Die britische Wirtschaft ist im Frühjahr wegen der Corona-Pandemie in Rekordtempo abgestürzt. Das Bruttoinlandsprodukt (BIP) brach von April bis Juni um 20,4 Prozent zum Vorquartal ein, wie das Statistikamt am Mittwoch in London mitteilte. Kein anderes großes Industrieland hat ein so großes Minus gemeldet. Zum Vergleich: Die deutsche Wirtschaft schrumpfte im zweiten Quartal mit 10,1 Prozent nur etwa halb so stark. Da die britische Wirtschaft bereits im vorangegangenen Vierteljahr schrumpfte, befindet sie sich nun auch offiziell in der Rezession.
Die Pandemie hat Großbritannien besonders stark zugesetzt: Bislang wurden der Johns Hopkins University zufolge 313.394 Infektionen festgestellt, 46.611 starben an Covid-19. Die Regierung von Premierminister Boris Johnson hatte nach anfänglichem Zögern einen harten Lockdown durchgesetzt, der weite Teile der Wirtschaft zum Erliegen brachte.

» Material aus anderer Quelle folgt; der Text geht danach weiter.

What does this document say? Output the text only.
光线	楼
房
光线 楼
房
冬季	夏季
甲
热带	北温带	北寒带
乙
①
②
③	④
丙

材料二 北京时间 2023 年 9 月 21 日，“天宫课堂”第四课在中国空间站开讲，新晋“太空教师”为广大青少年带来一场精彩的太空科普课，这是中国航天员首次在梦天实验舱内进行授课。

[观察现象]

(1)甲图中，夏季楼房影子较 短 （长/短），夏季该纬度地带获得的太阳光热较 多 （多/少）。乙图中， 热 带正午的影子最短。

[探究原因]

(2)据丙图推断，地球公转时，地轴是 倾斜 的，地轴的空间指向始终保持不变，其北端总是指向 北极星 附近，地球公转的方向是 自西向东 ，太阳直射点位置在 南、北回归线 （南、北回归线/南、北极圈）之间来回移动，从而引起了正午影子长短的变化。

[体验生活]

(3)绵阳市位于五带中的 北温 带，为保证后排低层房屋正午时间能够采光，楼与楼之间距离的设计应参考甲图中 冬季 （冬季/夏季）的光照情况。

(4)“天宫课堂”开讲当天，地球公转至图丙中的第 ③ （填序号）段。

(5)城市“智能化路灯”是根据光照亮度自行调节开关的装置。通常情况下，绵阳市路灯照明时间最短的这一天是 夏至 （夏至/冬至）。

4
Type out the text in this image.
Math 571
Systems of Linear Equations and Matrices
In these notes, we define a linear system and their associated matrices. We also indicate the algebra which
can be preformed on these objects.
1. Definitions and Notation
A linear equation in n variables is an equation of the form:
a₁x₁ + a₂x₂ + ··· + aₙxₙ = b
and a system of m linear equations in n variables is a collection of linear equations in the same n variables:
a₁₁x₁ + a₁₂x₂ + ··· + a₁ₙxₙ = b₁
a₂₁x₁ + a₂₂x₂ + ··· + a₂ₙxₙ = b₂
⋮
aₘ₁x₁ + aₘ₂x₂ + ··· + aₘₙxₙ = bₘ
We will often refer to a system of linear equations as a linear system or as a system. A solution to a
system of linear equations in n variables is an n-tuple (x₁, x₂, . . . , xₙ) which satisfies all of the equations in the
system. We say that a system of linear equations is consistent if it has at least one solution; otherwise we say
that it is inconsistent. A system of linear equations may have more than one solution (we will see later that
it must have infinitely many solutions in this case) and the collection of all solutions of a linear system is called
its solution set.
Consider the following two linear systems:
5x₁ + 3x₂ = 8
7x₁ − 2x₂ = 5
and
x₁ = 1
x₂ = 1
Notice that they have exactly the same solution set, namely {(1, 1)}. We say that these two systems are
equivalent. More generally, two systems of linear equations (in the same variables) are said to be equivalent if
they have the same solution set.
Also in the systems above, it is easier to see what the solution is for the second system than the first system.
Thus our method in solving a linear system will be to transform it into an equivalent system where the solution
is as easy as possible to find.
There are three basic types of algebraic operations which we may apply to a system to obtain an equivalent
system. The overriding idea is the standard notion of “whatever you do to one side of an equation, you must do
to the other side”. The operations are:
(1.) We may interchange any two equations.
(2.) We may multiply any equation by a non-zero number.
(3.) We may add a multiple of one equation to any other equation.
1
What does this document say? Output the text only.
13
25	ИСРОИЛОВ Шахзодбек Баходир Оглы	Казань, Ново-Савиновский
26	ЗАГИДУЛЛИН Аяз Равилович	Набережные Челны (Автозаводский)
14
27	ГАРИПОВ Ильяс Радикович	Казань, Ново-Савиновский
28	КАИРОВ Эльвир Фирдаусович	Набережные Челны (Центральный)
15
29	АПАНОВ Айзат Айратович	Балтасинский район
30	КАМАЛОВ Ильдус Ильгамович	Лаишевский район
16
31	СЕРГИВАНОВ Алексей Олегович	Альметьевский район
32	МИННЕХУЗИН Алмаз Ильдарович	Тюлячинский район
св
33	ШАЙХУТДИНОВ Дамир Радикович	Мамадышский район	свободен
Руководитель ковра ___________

Inzwischen gibt es aber auch Signale, dass die sechstgrößte Volkswirtschaft der Welt mit der Aufhebung vieler Beschränkungen wieder wächst. Im Juni allein legte sie um 8,7 Prozent zum Mai zu, wie das Statistikamt betonte. "Die Wirtschaft begann sich im Juni zu erholen", sagte Jonathan Athow vom Office for National Statistics. "Trotzdem liegt das BIP immer noch ein Sechstel unter dem Niveau vom Februar, bevor das Virus zuschlug."
Nach Prognose der britischen Notenbank wird das Bruttoinlandsprodukt dieses Jahr insgesamt um 9,5 Prozent fallen - ein Konjunktureinbruch, wie ihn Großbritannien seit rund 100 Jahren nicht mehr erlebt hat. Nächstes Jahr soll dann ein Wachstum von neun Prozent folgen.
Zahl der Beschäftigten bricht ein, Arbeitslosenrate bleibt dieselbe
Die Corona-Rezession hat im Frühjahr so viele Jobs in Großbritannien ausradiert wie seit der Finanzkrise 2009 nicht mehr. Die Zahl der Beschäftigten fiel von April bis Juni um 220.000, wie das Statistikamt am Dienstag in London mitteilte. Dabei gaben so viele Selbstständige auf wie nie zuvor, während die Zahl der Angestellten zunahm. Die Arbeitslosenquote blieb mit 3,9 Prozent unverändert. Allerdings haben viele Briten die Jobsuche aufgegeben und wurden deshalb nicht als arbeitslos registriert. Zudem gaben etwa 300.000 Personen an, dass sie beschäftigt waren, obwohl sie nicht arbeiteten und keinen Lohn erhielten - was bedeutet, dass die offizielle Arbeitslosenrate zu niedrig angesetzt ist.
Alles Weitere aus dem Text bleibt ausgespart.